= Vanberg & DeWulf =

American Belgian beer importer

Vanberg & DeWulf was an American importation business that brought premium Belgian beer to the United States. Its portfolio was purchased by Total Beverage Solution.

== History ==
Vanberg & DeWulf was established in 1982 by Donald Feinberg, and in 1990 his wife, Wendy Littlefield, joined him as a partner in the business. Vanberg & DeWulf has worked exclusively with breweries that are independent, family-run and artisanal in their approach. Vanberg & DeWulf started by offering some of what are now familiar names in Belgian brewing: Duvel first, followed quickly by Castelain, Rodenbach, Kwak, Blanche de Bruges, Affligem, Frank Boon's lambics, Dubuisson, Dupont, and Slaghmuylder. They brought French Bieres de Gardes to the US market, first with Jenlain and then Brasserie Castelain.

In 1996, Vanberg & DeWulf opened Brewery Ommegang in Cooperstown, New York, with Duvel Moortgat and Scaldis. Brewery Ommegang was the first brewery in the US dedicated to Belgian-style all bottle-conditioned, cork-finished beers. In 2003, Duvel Moortgat purchased Vanberg & DeWulf's majority stake in Ommegang as well as Vanberg & DeWulf's import rights to import Duvel beers.
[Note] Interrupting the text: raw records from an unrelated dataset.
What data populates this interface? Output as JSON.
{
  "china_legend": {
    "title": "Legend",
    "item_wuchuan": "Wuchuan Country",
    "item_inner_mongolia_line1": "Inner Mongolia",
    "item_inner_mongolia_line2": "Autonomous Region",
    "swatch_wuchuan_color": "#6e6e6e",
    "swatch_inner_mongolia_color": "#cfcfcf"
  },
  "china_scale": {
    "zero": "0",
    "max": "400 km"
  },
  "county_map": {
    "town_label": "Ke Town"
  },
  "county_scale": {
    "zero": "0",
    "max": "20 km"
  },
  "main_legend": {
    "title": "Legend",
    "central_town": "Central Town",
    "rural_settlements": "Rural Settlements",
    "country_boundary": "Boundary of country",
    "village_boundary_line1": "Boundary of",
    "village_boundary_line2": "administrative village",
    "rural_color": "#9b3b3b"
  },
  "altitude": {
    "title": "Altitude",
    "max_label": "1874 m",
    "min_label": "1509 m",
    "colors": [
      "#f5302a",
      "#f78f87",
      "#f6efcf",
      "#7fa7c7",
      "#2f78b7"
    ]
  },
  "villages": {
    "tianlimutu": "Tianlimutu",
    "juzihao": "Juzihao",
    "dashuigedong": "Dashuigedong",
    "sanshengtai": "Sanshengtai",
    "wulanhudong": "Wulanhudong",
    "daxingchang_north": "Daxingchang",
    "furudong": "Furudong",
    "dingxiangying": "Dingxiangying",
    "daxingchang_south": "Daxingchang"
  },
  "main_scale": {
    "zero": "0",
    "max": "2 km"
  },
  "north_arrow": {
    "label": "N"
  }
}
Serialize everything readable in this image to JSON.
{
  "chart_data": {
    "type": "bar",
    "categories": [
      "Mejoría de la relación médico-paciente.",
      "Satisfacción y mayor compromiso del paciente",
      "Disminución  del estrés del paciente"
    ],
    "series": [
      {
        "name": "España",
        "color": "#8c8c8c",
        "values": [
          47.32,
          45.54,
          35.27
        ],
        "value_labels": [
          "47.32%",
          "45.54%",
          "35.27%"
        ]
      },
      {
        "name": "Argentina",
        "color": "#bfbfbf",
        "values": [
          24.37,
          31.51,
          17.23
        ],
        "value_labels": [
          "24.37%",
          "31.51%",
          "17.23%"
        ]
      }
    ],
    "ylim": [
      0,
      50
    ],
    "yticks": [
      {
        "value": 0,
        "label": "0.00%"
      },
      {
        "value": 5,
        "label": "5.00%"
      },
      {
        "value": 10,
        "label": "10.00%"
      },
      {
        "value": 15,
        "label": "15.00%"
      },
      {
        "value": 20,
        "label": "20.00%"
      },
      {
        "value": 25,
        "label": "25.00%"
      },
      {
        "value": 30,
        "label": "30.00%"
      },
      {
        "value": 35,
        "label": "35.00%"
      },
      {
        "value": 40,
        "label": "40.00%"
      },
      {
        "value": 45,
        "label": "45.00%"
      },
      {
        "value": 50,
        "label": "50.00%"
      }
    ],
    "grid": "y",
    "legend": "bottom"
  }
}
Following the sale of Ommegang, Feinberg rebuilt the remaining portfolio over the next five years.

In 2011, Vanberg & DeWulf celebrated 30 years of bringing Belgian beers to the United States with the Coast-to-Coast-Toast, a nationwide promotion of Belgian beer. 350 of the top Belgian beer accounts in the United States participated in the event, in conjunction with Untappd. Vanberg & DeWulf has since celebrated the Coast-to-Coast Toast annually in November as a celebration of craft and family-run breweries, and it has become the largest one-day celebration of craft and specialty beer culture in the country.

In 2014, its portfolio was purchased by Total Beverage Solution.

== Beers ==
Vanberg & DeWulf imported forty-three beers from eleven breweries in four countries representing more than twenty styles, mostly Belgian or Belgian-influenced. The company represented beers brewed by:

Belgian Classic Brewers:
- Geuzestekkerij DeCam – (Gooik, Belgium)
- Brasserie Dubuisson (Pipaix, Belgium)
- Brasserie Dupont (Tourpes, Belgium)
- Brouwerij Slaghmuylder (Ninove, Belgium)
- Brouwerij Dilewyns (Dendermonde, Belgium)

The Vanberg & DeWulf “Honorary Belgian Beer” collection of beers includes:
- Brasserie Castelain (Benifontaine, France) Bieres de Gardes
- Amiata Birrificio Artigianale (Arcidosso, Italy)
- Brewery Olvisholt (Iceland)
- Green Jack Brewing Company (UK)
- Borg Brugghús (Iceland)

== Awards & accomplishments ==
- Vanberg & DeWulf published the first US edition of Michael Jackson’s The Great Beers of Belgium in 1995 – now in its 6th printing. They worked closely with Ruth Van Waerebeke the Belgian chef and writer who authored Everybody Eats Well in Belgium, a standard reference for US chefs.
- Don Feinberg and Wendy Littlefield were the first Americans inducted into the Belgian Brewers Guild in its history.
- Feinberg and Littlefield were both nominated for the Mercurius Award, the highest civilian honor given by the Belgium government for the promotion of Belgium abroad, in the late 1990s.
- V&D import Scheldebrouwerij Hop Ruiter won the Gold Medal at the World Beer Championships on January 16, 2012.
- Feinberg and Littlefield were nominated as semi-finalists for a James Beard Foundation Award in 2013 for Outstanding Wine, Spirits, or Beer Professional, the first beer importers to ever be nominated for the award.
- In 2011, V&D's own Lambrucha, a combination of lambic and kombucha tea, was named the Best Experimental Beer of the year at the U.S. Open Beer Championships.
- In 2014, V&D import Bush de Nuits (Scaldis Prestige de Nuits) was named one of the 100 Top Beers in the World by RateBeer.com.

Many of the beers imported by Vanberg & DeWulf have received World Beer Cup Awards, including three silver, six gold, and one platinum medal in 2012. In 2013, their own Vanberg et Famille Lambickx De Troch scored a 98 and earned a platinum medal.